Bruce Springsteen Joins Pro-Gay Marriage Marketing Campaign

Grammy Award-winning artist Bruce Springsteen has stepped up his support for same-sex marriage by starring in a new campaign seeking to change the traditional definition of marriage in four states in the upcoming November elections.

In his ad for "The Four 2012," a pro-gay marriage initiative seeking to influence people in Maine, Maryland, Washington and Minnesota to vote in favor of same-sex marriage, Springsteen is quoted as saying: "I couldn't agree more with that statement and urge those who support equal treatment for our gay and lesbian brothers and sisters to let their voices be heard now." The musician references a statement made by former New Jersey Gov. Jon Corzine, who said that marriage is "a civil rights issue that must be approved to assure that every citizen is treated equally under the law."

The Four 2012 co-founder Brian Ellner said to USA Today that this media push with Springsteen on board was needed to garner further support for their cause. "We have never won one of these votes of the people. This is really a moment to make a statement," he said.

The marriage equality group noted that in the four states they are campaigning, opinion polls have shown that people are leaning in favor of changing the definition of marriage as a union between one man and one woman to include same-sex couples, with Minnesota being an exception.

Earlier this year, a Gallup Poll found that Americans are almost evenly split on whether gay marriage should be legalized. Fifty percent have said that it should become legal – much like President Barack Obama said in May, but 48 percent remain supportive of the traditional definition of marriage.

Meanwhile, a Minnesota group petitioning to pass a constitutional amendment that would solidify the traditional definition of marriage has said that it will be launching two TV ads leading up to the final weeks when voters will go to the polls on Tuesday, Nov. 6.

"We are certain our ads will help Minnesotans understand the importance of preserving marriage in our constitution," said John Helmberger, chairman of Minnesota for Marriage.

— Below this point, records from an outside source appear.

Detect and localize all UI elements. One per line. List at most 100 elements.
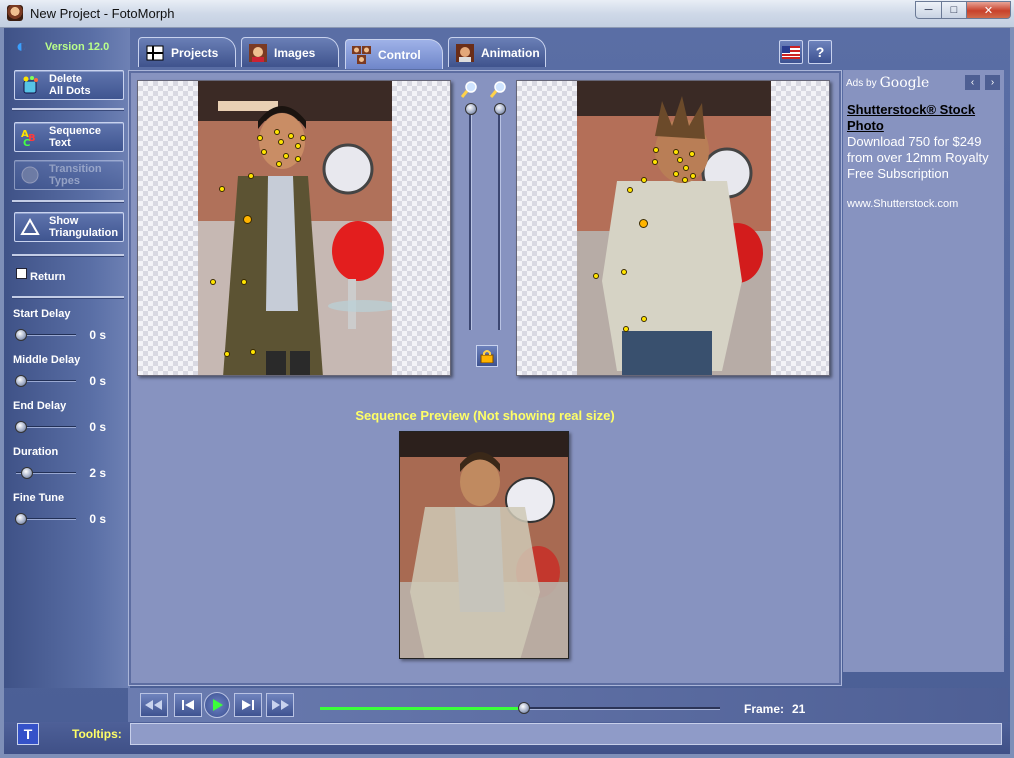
title-bar: New Project - FotoMorph ─ □ ✕: [0, 0, 1014, 28]
language-flag-button[interactable]: [779, 40, 803, 64]
morph-dot[interactable]: [627, 187, 633, 193]
frame-progress-thumb[interactable]: [518, 702, 530, 714]
tab-projects[interactable]: Projects: [138, 37, 236, 67]
ad-next-button[interactable]: ›: [985, 75, 1000, 90]
close-button[interactable]: ✕: [966, 1, 1011, 19]
tab-images[interactable]: Images: [241, 37, 339, 67]
ad-body: Download 750 for $249 from over 12mm Roy…: [847, 134, 989, 181]
morph-dot[interactable]: [673, 171, 679, 177]
fine-tune-thumb[interactable]: [15, 513, 27, 525]
tooltips-field: [130, 723, 1002, 745]
delete-all-dots-label: Delete All Dots: [49, 73, 91, 97]
first-frame-button[interactable]: [140, 693, 168, 717]
morph-dot[interactable]: [288, 133, 294, 139]
source-image-panel[interactable]: [137, 80, 451, 376]
abc-text-icon: ABC: [19, 126, 41, 148]
target-image-panel[interactable]: [516, 80, 830, 376]
morph-dot[interactable]: [219, 186, 225, 192]
lock-icon: [480, 350, 494, 363]
morph-dot[interactable]: [652, 159, 658, 165]
morph-dot[interactable]: [295, 143, 301, 149]
morph-dot[interactable]: [278, 139, 284, 145]
morph-dot[interactable]: [261, 149, 267, 155]
morph-dot[interactable]: [224, 351, 230, 357]
tab-control[interactable]: Control: [345, 39, 443, 69]
ads-panel: Ads by Google ‹ › Shutterstock® Stock Ph…: [843, 70, 1004, 672]
images-portrait-icon: [248, 43, 268, 62]
tooltips-label: Tooltips:: [72, 727, 122, 741]
morph-dot[interactable]: [641, 177, 647, 183]
fine-tune-label: Fine Tune: [13, 492, 65, 504]
target-photo-illustration: [577, 81, 771, 375]
transparent-area: [392, 81, 450, 375]
transparent-area: [771, 81, 829, 375]
previous-frame-button[interactable]: [174, 693, 202, 717]
ad-url[interactable]: www.Shutterstock.com: [847, 198, 958, 210]
app-icon: [7, 5, 23, 21]
help-button[interactable]: ?: [808, 40, 832, 64]
right-zoom-slider[interactable]: [498, 112, 501, 330]
morph-dot[interactable]: [210, 279, 216, 285]
sequence-text-button[interactable]: ABC Sequence Text: [14, 122, 124, 152]
morph-dot[interactable]: [241, 279, 247, 285]
target-photo: [577, 81, 771, 375]
frame-progress-slider[interactable]: [320, 702, 720, 714]
end-delay-thumb[interactable]: [15, 421, 27, 433]
morph-dot[interactable]: [677, 157, 683, 163]
tab-animation-label: Animation: [481, 45, 540, 60]
last-frame-button[interactable]: [266, 693, 294, 717]
transparent-area: [138, 81, 198, 375]
morph-dot[interactable]: [283, 153, 289, 159]
minimize-button[interactable]: ─: [915, 1, 942, 19]
duration-thumb[interactable]: [21, 467, 33, 479]
transition-types-label: Transition Types: [49, 163, 102, 187]
morph-dot[interactable]: [276, 161, 282, 167]
projects-grid-icon: [145, 44, 165, 62]
right-zoom-thumb[interactable]: [494, 103, 506, 115]
morph-dot-selected[interactable]: [243, 215, 252, 224]
transition-types-button[interactable]: Transition Types: [14, 160, 124, 190]
tab-animation[interactable]: Animation: [448, 37, 546, 67]
morph-dot[interactable]: [300, 135, 306, 141]
return-checkbox[interactable]: [16, 268, 27, 279]
morph-dot[interactable]: [257, 135, 263, 141]
ad-prev-button[interactable]: ‹: [965, 75, 980, 90]
frame-progress-fill: [320, 707, 524, 710]
delete-all-dots-button[interactable]: Delete All Dots: [14, 70, 124, 100]
morph-dot[interactable]: [653, 147, 659, 153]
morph-dot[interactable]: [682, 177, 688, 183]
triangle-icon: [19, 216, 41, 238]
morph-dot[interactable]: [248, 173, 254, 179]
ad-title-link[interactable]: Shutterstock® Stock Photo: [847, 102, 1003, 134]
sequence-text-label: Sequence Text: [49, 125, 101, 149]
morph-dot[interactable]: [623, 326, 629, 332]
morph-dot[interactable]: [274, 129, 280, 135]
zoom-lock-button[interactable]: [476, 345, 498, 367]
play-button[interactable]: [204, 692, 230, 718]
us-flag-icon: [782, 45, 800, 59]
morph-dot[interactable]: [250, 349, 256, 355]
morph-dot[interactable]: [641, 316, 647, 322]
text-tool-icon[interactable]: T: [17, 723, 39, 745]
morph-dot[interactable]: [295, 156, 301, 162]
next-frame-button[interactable]: [234, 693, 262, 717]
middle-delay-value: 0 s: [89, 374, 106, 388]
morph-dot[interactable]: [689, 151, 695, 157]
maximize-button[interactable]: □: [941, 1, 967, 19]
left-zoom-slider[interactable]: [469, 112, 472, 330]
zoom-left-icon: [460, 80, 479, 98]
morph-dot[interactable]: [621, 269, 627, 275]
fine-tune-value: 0 s: [89, 512, 106, 526]
show-triangulation-label: Show Triangulation: [49, 215, 119, 239]
left-zoom-thumb[interactable]: [465, 103, 477, 115]
morph-dot[interactable]: [673, 149, 679, 155]
start-delay-thumb[interactable]: [15, 329, 27, 341]
show-triangulation-button[interactable]: Show Triangulation: [14, 212, 124, 242]
middle-delay-thumb[interactable]: [15, 375, 27, 387]
sequence-preview-title: Sequence Preview (Not showing real size): [355, 408, 615, 423]
morph-dot[interactable]: [593, 273, 599, 279]
return-label: Return: [30, 271, 66, 283]
morph-dot[interactable]: [690, 173, 696, 179]
morph-dot-selected[interactable]: [639, 219, 648, 228]
morph-dot[interactable]: [683, 165, 689, 171]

"Our ads ask an important question: 'Who should decide the definition marriage.' Like most Minnesotans, we think it should be the people, not judges or politicians. In fact, right now there is a court case pending in Hennepin County through which same-sex couples are asking judges to redefine marriage. Powerful legislators want to do the same thing. If they succeed, voters will have lost their say," he said.

One of the upcoming Minnesota ads says: "Marriage is more than a commitment between two loving people. It was made by God, for the creation and care of the next generation."